Diffbot today revealed it has developed a large language model (LLM) that makes it possible to invoke the knowledge graph technology it has developed via a natural language interface.
The company previously developed an open source knowledge graph that has collected more than one trillion structured facts from across the Web. Unlike platforms such as Open AI, the knowledge graph can update the index of data it relies on in real time.
The LLM being added to the knowledge graph makes it possible to query all that index – including examples of code and images – without having to directly master the programming language that DiffBot developed to enable organizations to both index and query that data.
The LLM is based on Llama, originally developed by Meta, which Diffbot trained to create natural language queries that can be executed by the programming language it created for its knowledge graph. “It’s an expert user of our tools,” says Diffbot CEO, Mike Tung.
Diffbot also makes available an application programming interface (API), based on specifications defined by OpenAI, the developer of the ChatGPT AI model, that IT teams can use to integrate the Diffbot knowledge graph into their applications.
The result is an alternative approach to, for example, being able to launch a query that generates summarizations of all the latest information available, including citations, relating to a particular subject, says Tung.

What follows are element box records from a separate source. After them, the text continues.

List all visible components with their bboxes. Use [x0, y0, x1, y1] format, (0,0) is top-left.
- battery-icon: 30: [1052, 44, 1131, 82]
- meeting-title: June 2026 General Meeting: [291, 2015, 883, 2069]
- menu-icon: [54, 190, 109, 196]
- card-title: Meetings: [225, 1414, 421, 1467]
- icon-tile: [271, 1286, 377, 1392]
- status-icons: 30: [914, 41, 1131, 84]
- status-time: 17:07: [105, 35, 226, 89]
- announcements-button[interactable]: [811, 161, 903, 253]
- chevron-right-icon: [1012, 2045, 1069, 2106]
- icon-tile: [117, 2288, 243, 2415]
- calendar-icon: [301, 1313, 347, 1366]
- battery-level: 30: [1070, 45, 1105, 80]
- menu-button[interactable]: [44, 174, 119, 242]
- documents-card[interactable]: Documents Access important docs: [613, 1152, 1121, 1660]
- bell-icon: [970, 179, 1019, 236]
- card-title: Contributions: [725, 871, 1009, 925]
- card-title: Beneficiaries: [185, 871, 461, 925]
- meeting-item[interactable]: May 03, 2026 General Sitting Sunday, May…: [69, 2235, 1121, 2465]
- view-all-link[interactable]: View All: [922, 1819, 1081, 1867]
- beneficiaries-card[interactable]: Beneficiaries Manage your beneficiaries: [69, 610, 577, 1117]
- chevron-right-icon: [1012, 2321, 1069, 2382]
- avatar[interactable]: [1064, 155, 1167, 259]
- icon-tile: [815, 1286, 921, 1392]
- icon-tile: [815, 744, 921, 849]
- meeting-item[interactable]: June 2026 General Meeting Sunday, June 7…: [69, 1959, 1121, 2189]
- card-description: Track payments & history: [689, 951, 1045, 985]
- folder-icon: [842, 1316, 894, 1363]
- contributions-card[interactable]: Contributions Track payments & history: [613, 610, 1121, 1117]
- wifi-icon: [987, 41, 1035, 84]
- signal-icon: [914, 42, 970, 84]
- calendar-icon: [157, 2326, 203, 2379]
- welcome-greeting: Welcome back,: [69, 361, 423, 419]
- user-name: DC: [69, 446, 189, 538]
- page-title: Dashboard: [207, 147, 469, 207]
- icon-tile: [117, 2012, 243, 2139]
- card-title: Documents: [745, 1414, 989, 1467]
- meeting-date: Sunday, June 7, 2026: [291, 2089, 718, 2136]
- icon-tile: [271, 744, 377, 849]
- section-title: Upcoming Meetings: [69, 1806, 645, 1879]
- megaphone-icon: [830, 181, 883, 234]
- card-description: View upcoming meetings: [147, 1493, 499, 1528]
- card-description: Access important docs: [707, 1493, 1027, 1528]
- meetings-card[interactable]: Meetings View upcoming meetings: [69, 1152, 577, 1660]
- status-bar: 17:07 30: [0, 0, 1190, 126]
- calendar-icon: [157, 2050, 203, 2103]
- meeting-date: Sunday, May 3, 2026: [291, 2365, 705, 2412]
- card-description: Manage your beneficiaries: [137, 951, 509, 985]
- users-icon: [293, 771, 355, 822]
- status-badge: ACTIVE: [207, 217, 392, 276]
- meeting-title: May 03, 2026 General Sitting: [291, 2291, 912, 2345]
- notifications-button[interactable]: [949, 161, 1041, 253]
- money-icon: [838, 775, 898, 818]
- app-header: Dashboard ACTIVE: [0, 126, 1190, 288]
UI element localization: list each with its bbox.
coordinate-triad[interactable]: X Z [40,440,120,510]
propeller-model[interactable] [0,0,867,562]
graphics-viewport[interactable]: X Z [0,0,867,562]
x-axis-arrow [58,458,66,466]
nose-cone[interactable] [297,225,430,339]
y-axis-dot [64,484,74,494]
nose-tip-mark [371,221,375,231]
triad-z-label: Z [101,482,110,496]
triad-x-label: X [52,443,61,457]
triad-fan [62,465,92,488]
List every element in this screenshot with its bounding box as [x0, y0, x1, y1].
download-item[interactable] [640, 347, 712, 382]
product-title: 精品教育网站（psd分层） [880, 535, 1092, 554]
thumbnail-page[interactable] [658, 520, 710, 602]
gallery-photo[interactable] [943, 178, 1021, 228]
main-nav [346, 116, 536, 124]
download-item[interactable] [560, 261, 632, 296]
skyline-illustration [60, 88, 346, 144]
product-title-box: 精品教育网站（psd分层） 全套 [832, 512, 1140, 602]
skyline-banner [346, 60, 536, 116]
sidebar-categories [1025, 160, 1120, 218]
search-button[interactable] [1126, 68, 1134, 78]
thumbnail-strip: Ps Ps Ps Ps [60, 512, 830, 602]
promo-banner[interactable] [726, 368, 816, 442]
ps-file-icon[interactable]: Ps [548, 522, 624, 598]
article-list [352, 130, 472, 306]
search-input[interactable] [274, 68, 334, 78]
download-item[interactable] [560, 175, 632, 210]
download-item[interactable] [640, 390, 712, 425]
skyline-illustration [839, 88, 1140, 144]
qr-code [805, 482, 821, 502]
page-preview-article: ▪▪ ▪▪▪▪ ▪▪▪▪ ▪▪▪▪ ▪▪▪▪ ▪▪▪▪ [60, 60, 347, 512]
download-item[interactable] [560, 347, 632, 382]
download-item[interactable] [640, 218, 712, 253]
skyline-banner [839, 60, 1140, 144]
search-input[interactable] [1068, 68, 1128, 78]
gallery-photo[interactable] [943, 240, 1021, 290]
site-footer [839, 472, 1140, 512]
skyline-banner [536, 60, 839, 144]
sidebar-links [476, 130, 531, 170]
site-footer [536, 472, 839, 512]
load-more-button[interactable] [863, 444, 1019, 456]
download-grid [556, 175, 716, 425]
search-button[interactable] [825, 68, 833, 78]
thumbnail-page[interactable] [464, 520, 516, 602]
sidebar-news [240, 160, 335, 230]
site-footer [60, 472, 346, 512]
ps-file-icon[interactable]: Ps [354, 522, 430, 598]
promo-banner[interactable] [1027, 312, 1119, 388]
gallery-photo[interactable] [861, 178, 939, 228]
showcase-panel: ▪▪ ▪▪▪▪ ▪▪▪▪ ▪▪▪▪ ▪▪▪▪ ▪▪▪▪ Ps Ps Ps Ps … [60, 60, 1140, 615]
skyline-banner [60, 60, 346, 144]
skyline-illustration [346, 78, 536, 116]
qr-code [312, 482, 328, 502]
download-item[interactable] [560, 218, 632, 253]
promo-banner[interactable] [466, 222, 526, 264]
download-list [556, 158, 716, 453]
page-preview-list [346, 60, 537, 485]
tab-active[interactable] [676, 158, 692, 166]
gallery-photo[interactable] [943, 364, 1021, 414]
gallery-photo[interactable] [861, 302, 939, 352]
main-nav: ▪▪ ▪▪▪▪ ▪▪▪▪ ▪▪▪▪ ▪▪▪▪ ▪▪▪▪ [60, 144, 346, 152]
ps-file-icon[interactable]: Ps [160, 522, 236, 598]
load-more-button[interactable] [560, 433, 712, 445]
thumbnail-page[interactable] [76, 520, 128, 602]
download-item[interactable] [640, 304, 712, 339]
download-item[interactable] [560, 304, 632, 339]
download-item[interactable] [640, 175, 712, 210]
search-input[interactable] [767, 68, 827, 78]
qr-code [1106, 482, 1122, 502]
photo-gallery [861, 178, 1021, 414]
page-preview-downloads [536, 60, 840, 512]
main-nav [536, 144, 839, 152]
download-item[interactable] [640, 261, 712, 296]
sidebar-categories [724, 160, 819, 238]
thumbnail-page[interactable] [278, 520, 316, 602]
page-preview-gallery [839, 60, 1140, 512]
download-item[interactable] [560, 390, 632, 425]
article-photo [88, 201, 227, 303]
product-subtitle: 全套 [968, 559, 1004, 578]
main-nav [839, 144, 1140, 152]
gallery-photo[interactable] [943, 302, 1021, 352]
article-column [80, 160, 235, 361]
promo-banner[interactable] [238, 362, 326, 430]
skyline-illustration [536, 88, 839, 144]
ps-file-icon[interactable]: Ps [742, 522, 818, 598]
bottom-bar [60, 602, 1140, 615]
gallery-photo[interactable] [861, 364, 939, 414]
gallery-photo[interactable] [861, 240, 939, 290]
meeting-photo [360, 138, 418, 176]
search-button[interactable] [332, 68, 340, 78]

In effect, Diffbot has created the first retrieval-augmented generation tool for a knowledge graph that is tied to an index that continuously crawls the Web to retrieve fresh data, he added.
In addition to providing more accurate response to queries, the Diffbot knowledge graph uses orders of magnitude less compute and energy resources to aggregate that content, said Tung.
Organizations can also self-host the knowledge graph versus relying on AI models that are invoked using application programming interfaces (APIs) to create input and output tokens that result in fees being assessed for every query created.
Ultimately, the core reasoning capability required to generate more accurate responses to queries can be distilled down to less than one billion parameters, he noted. That approach also eliminates the tendency LLMs have to generate hallucinations when they don’t have access to enough data to generate an accurate response, added Tung. Each response provided by the knowledge graph also includes the sources used to enable end users to verify them, said Tung.
Additionally, the open source platform also provides access to all the code and weights that were used to create those responses, which IT organizations can tailor as they best see fit, he noted.
Diffbot has set up an instance of Diffy Chat, a decentralized messaging software based on a blockchain framework, to foster a secure ecosystem around its knowledge graph that it is encouraging application developers and data scientists to join.
It’s not likely that a natural language interface for a knowledge graph is going to replace generative AI platforms in every possible use case. However, in many of the use cases that involve simple retrieval and aggregation of data, it may provide a much more efficient alternative that is far less costly to implement, integrate and maintain.